If we're only dealing with real numbers (numbers found on the real number line), then there is no solution, as there is no real number which when multiplied by itself can be a negative number.

If we're extending the possibilities to the complex number system (and if you haven't learned about imaginary numbers or complex numbers in class, then ignore all of the following), then using the formal definiton i = √-1, we have:
√-60 = √(-1*60) = √-1 √60 = i√60 = i√(4*15) = 2i√15

√-160 = i√160 = i√(16*10) = 4i√10

Answer 3

These are 'imaginary numbers'. You also posted a question about the quadratic formula. I assume you're plotting quadratic equations (parabolas).

The roots of a parabola are the points where the curve is "anchored" to the X axis. If the quadratic gives real roots, that is, the sqrt of positive numbers, then the graph crosses the X axis at those (or that) point.

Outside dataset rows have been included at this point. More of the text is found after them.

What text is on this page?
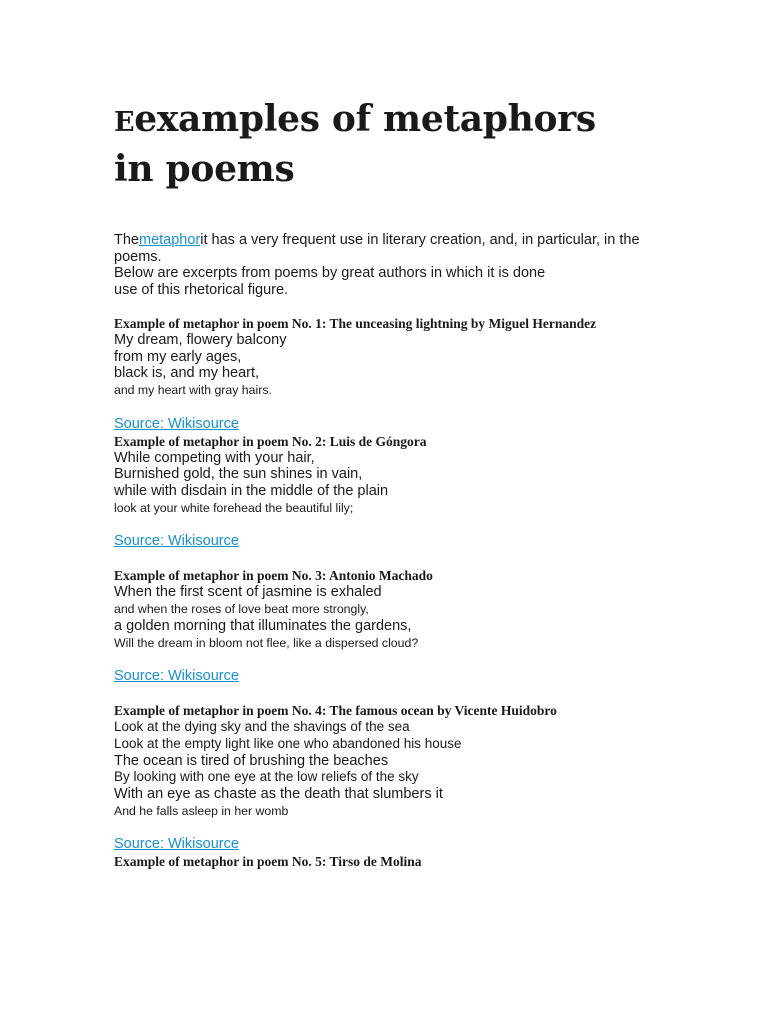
Eexamples of metaphors in poems

Themetaphorit has a very frequent use in literary creation, and, in particular, in the poems.

Below are excerpts from poems by great authors in which it is done

use of this rhetorical figure.

Example of metaphor in poem No. 1: The unceasing lightning by Miguel Hernandez

My dream, flowery balcony

from my early ages,

black is, and my heart,

and my heart with gray hairs.

Source: Wikisource

Example of metaphor in poem No. 2: Luis de Góngora

While competing with your hair,

Burnished gold, the sun shines in vain,

while with disdain in the middle of the plain

look at your white forehead the beautiful lily;

Source: Wikisource

Example of metaphor in poem No. 3: Antonio Machado

When the first scent of jasmine is exhaled

and when the roses of love beat more strongly,

a golden morning that illuminates the gardens,

Will the dream in bloom not flee, like a dispersed cloud?

Source: Wikisource

Example of metaphor in poem No. 4: The famous ocean by Vicente Huidobro

Look at the dying sky and the shavings of the sea

Look at the empty light like one who abandoned his house

The ocean is tired of brushing the beaches

By looking with one eye at the low reliefs of the sky

With an eye as chaste as the death that slumbers it

And he falls asleep in her womb

Source: Wikisource

Example of metaphor in poem No. 5: Tirso de Molina
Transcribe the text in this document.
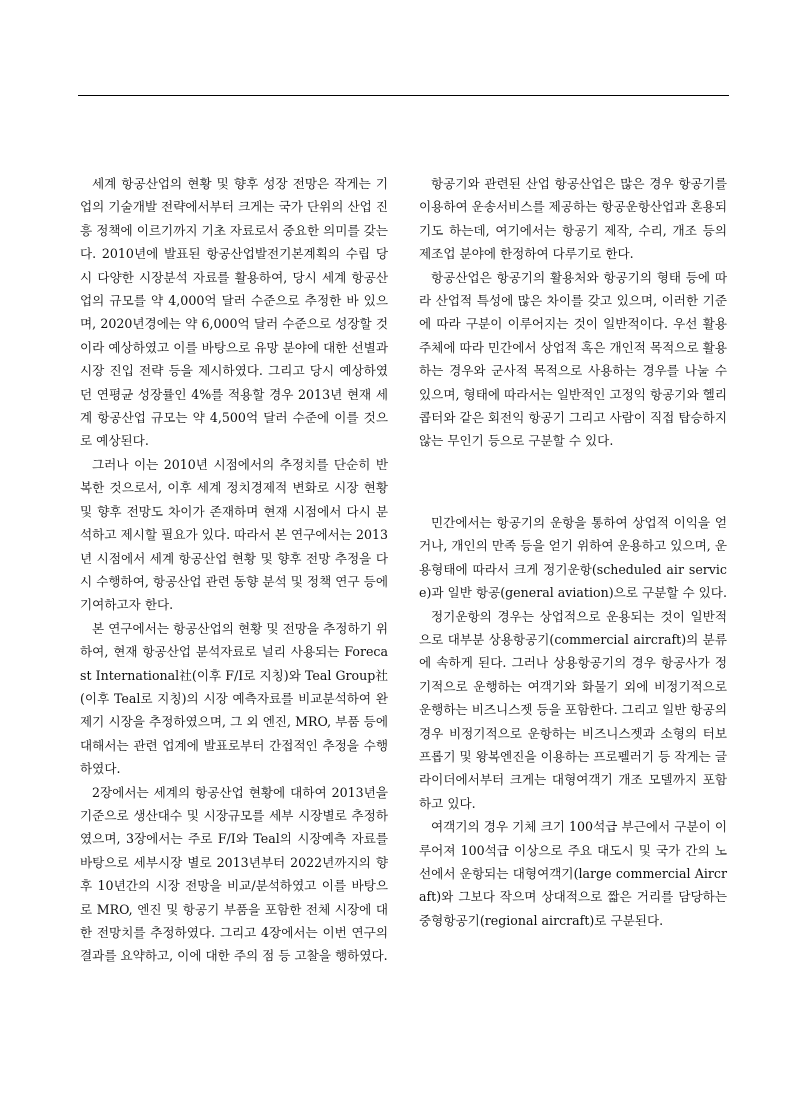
세계 항공산업의 현황 및 향후 성장 전망은 작게는 기업의 기술개발 전략에서부터 크게는 국가 단위의 산업 진흥 정책에 이르기까지 기초 자료로서 중요한 의미를 갖는다. 2010년에 발표된 항공산업발전기본계획의 수립 당시 다양한 시장분석 자료를 활용하여, 당시 세계 항공산업의 규모를 약 4,000억 달러 수준으로 추정한 바 있으며, 2020년경에는 약 6,000억 달러 수준으로 성장할 것이라 예상하였고 이를 바탕으로 유망 분야에 대한 선별과 시장 진입 전략 등을 제시하였다. 그리고 당시 예상하였던 연평균 성장률인 4%를 적용할 경우 2013년 현재 세계 항공산업 규모는 약 4,500억 달러 수준에 이를 것으로 예상된다.

그러나 이는 2010년 시점에서의 추정치를 단순히 반복한 것으로서, 이후 세계 정치경제적 변화로 시장 현황 및 향후 전망도 차이가 존재하며 현재 시점에서 다시 분석하고 제시할 필요가 있다. 따라서 본 연구에서는 2013년 시점에서 세계 항공산업 현황 및 향후 전망 추정을 다시 수행하여, 항공산업 관련 동향 분석 및 정책 연구 등에 기여하고자 한다.

본 연구에서는 항공산업의 현황 및 전망을 추정하기 위하여, 현재 항공산업 분석자료로 널리 사용되는 Forecast International社(이후 F/I로 지칭)와 Teal Group社(이후 Teal로 지칭)의 시장 예측자료를 비교분석하여 완제기 시장을 추정하였으며, 그 외 엔진, MRO, 부품 등에 대해서는 관련 업계에 발표로부터 간접적인 추정을 수행하였다.

2장에서는 세계의 항공산업 현황에 대하여 2013년을 기준으로 생산대수 및 시장규모를 세부 시장별로 추정하였으며, 3장에서는 주로 F/I와 Teal의 시장예측 자료를 바탕으로 세부시장 별로 2013년부터 2022년까지의 향후 10년간의 시장 전망을 비교/분석하였고 이를 바탕으로 MRO, 엔진 및 항공기 부품을 포함한 전체 시장에 대한 전망치를 추정하였다. 그리고 4장에서는 이번 연구의 결과를 요약하고, 이에 대한 주의 점 등 고찰을 행하였다.

항공기와 관련된 산업 항공산업은 많은 경우 항공기를 이용하여 운송서비스를 제공하는 항공운항산업과 혼용되기도 하는데, 여기에서는 항공기 제작, 수리, 개조 등의 제조업 분야에 한정하여 다루기로 한다.

항공산업은 항공기의 활용처와 항공기의 형태 등에 따라 산업적 특성에 많은 차이를 갖고 있으며, 이러한 기준에 따라 구분이 이루어지는 것이 일반적이다. 우선 활용주체에 따라 민간에서 상업적 혹은 개인적 목적으로 활용하는 경우와 군사적 목적으로 사용하는 경우를 나눌 수 있으며, 형태에 따라서는 일반적인 고정익 항공기와 헬리콥터와 같은 회전익 항공기 그리고 사람이 직접 탑승하지 않는 무인기 등으로 구분할 수 있다.

민간에서는 항공기의 운항을 통하여 상업적 이익을 얻거나, 개인의 만족 등을 얻기 위하여 운용하고 있으며, 운용형태에 따라서 크게 정기운항(scheduled air service)과 일반 항공(general aviation)으로 구분할 수 있다.

정기운항의 경우는 상업적으로 운용되는 것이 일반적으로 대부분 상용항공기(commercial aircraft)의 분류에 속하게 된다. 그러나 상용항공기의 경우 항공사가 정기적으로 운행하는 여객기와 화물기 외에 비정기적으로 운행하는 비즈니스젯 등을 포함한다. 그리고 일반 항공의 경우 비정기적으로 운항하는 비즈니스젯과 소형의 터보프롭기 및 왕복엔진을 이용하는 프로펠러기 등 작게는 글라이더에서부터 크게는 대형여객기 개조 모델까지 포함하고 있다.

여객기의 경우 기체 크기 100석급 부근에서 구분이 이루어져 100석급 이상으로 주요 대도시 및 국가 간의 노선에서 운항되는 대형여객기(large commercial Aircraft)와 그보다 작으며 상대적으로 짧은 거리를 담당하는 중형항공기(regional aircraft)로 구분된다.
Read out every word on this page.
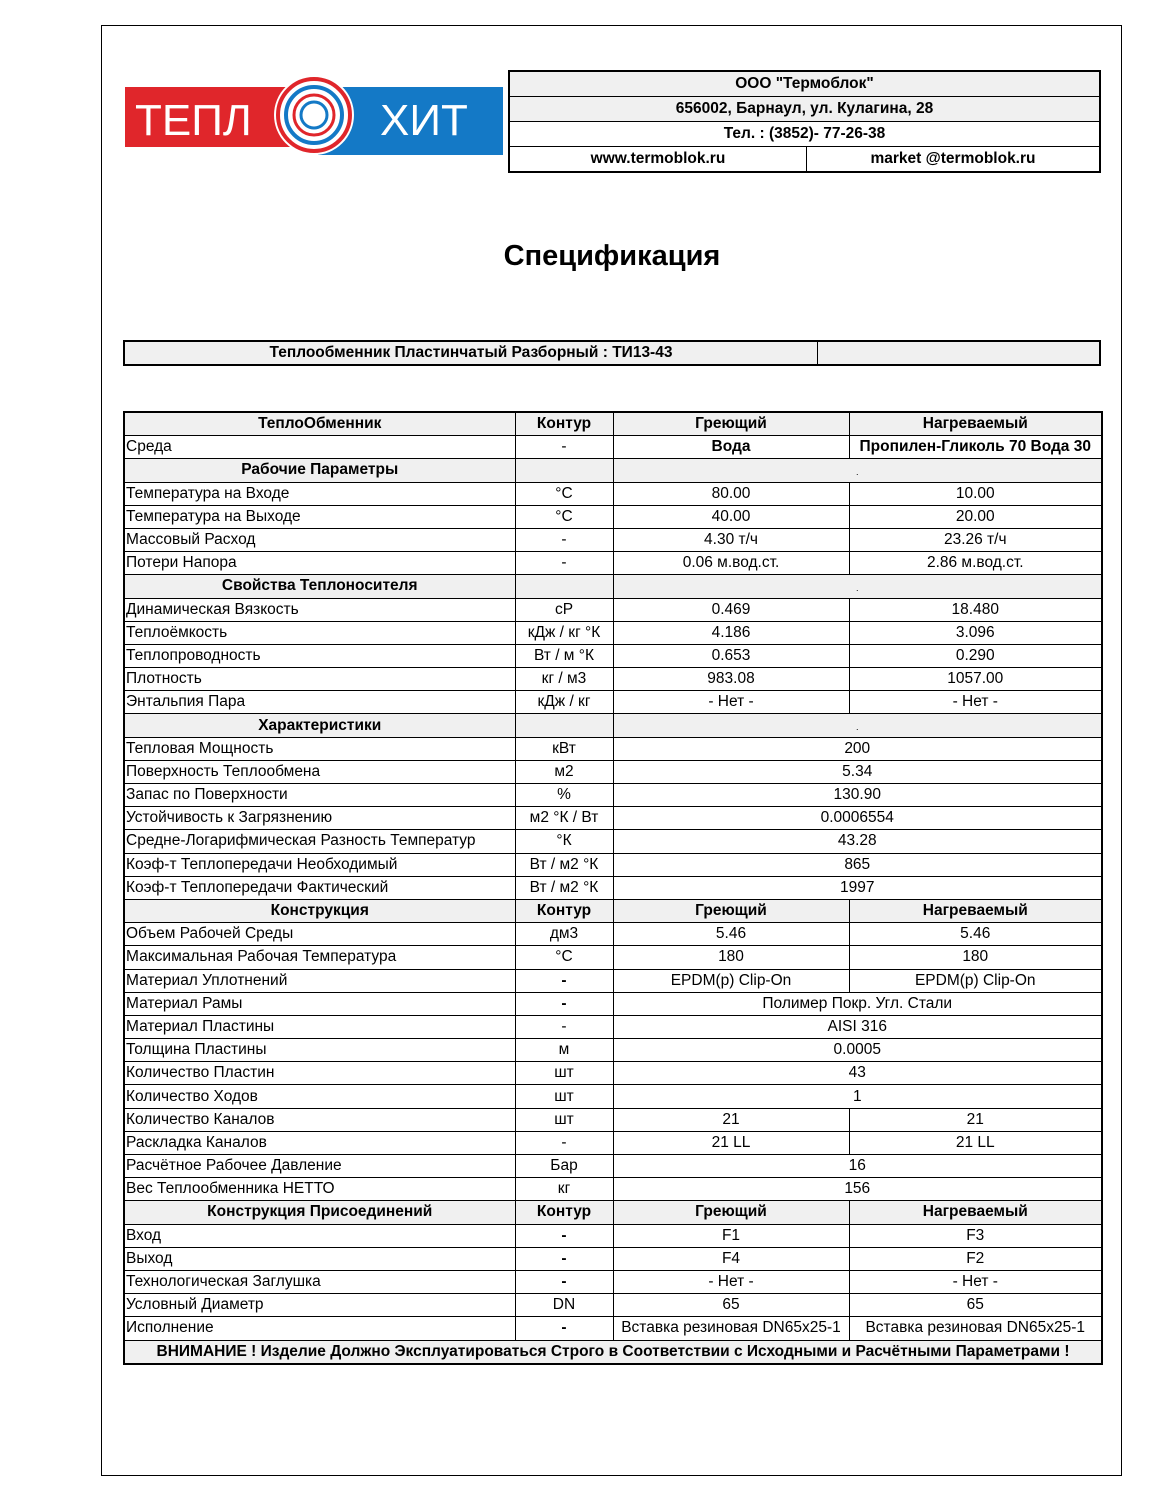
ТЕПЛ	ХИТ
ООО "Термоблок"
656002, Барнаул, ул. Кулагина, 28
Тел. : (3852)- 77-26-38
www.termoblok.ru	market @termoblok.ru
Спецификация
Теплообменник Пластинчатый Разборный : ТИ13-43	
ТеплоОбменник	Контур	Греющий	Нагреваемый
Среда	-	Вода	Пропилен-Гликоль 70 Вода 30
Рабочие Параметры		.	
Температура на Входе	°С	80.00	10.00
Температура на Выходе	°С	40.00	20.00
Массовый Расход	-	4.30 т/ч	23.26 т/ч
Потери Напора	-	0.06 м.вод.ст.	2.86 м.вод.ст.
Свойства Теплоносителя		.	
Динамическая Вязкость	cP	0.469	18.480
Теплоёмкость	кДж / кг °К	4.186	3.096
Теплопроводность	Вт / м °К	0.653	0.290
Плотность	кг / м3	983.08	1057.00
Энтальпия Пара	кДж / кг	- Нет -	- Нет -
Характеристики		.	
Тепловая Мощность	кВт	200	
Поверхность Теплообмена	м2	5.34	
Запас по Поверхности	%	130.90	
Устойчивость к Загрязнению	м2 °К / Вт	0.0006554	
Средне-Логарифмическая Разность Температур	°К	43.28	
Коэф-т Теплопередачи Необходимый	Вт / м2 °К	865	
Коэф-т Теплопередачи Фактический	Вт / м2 °К	1997	
Конструкция	Контур	Греющий	Нагреваемый
Объем Рабочей Среды	дм3	5.46	5.46
Максимальная Рабочая Температура	°С	180	180
Материал Уплотнений	-	EPDM(p) Clip-On	EPDM(p) Clip-On
Материал Рамы	-	Полимер Покр. Угл. Стали	
Материал Пластины	-	AISI 316	
Толщина Пластины	м	0.0005	
Количество Пластин	шт	43	
Количество Ходов	шт	1	
Количество Каналов	шт	21	21
Раскладка Каналов	-	21 LL	21 LL
Расчётное Рабочее Давление	Бар	16	
Вес Теплообменника НЕТТО	кг	156	
Конструкция Присоединений	Контур	Греющий	Нагреваемый
Вход	-	F1	F3
Выход	-	F4	F2
Технологическая Заглушка	-	- Нет -	- Нет -
Условный Диаметр	DN	65	65
Исполнение	-	Вставка резиновая DN65x25-1	Вставка резиновая DN65x25-1
ВНИМАНИЕ ! Изделие Должно Эксплуатироваться Строго в Соответствии с Исходными и Расчётными Параметрами !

If the quadratic formula gives you imaginary numbers, the graph has no "real roots". It does not cross the X axis. The curve begins above or below the X axis and continues to increase or decrease.

Hope that helps.

Answer 4

√-60 = 2i√15

√-160 = 4i√10

Answer 5

You can't have a square root of a negative number. It would become an imaginary number. There I can't remember.

Answer 6

(-60)^(1/2) = ((-1)(4)(15))^(1/2) = 2i*(15^(1/2))

(-160)^(1/2) = ((-1)(16)(10))^(1/2) = 4i*(10^(1/2))

i = (-1)^(1/2)

Answer 7

excel is easiest, just look on top for sqaure root symbol, enter all #'s in 1 collum and go!

Answer 8

sqrt(-60)=2i*sqrt(15)

sqrt(-160) = 4i*sqrt(10)

Answer 9

sqrt(-60) = 7.746 i
sqrt(-160) = 12.649 i

where i = sqrt(-1)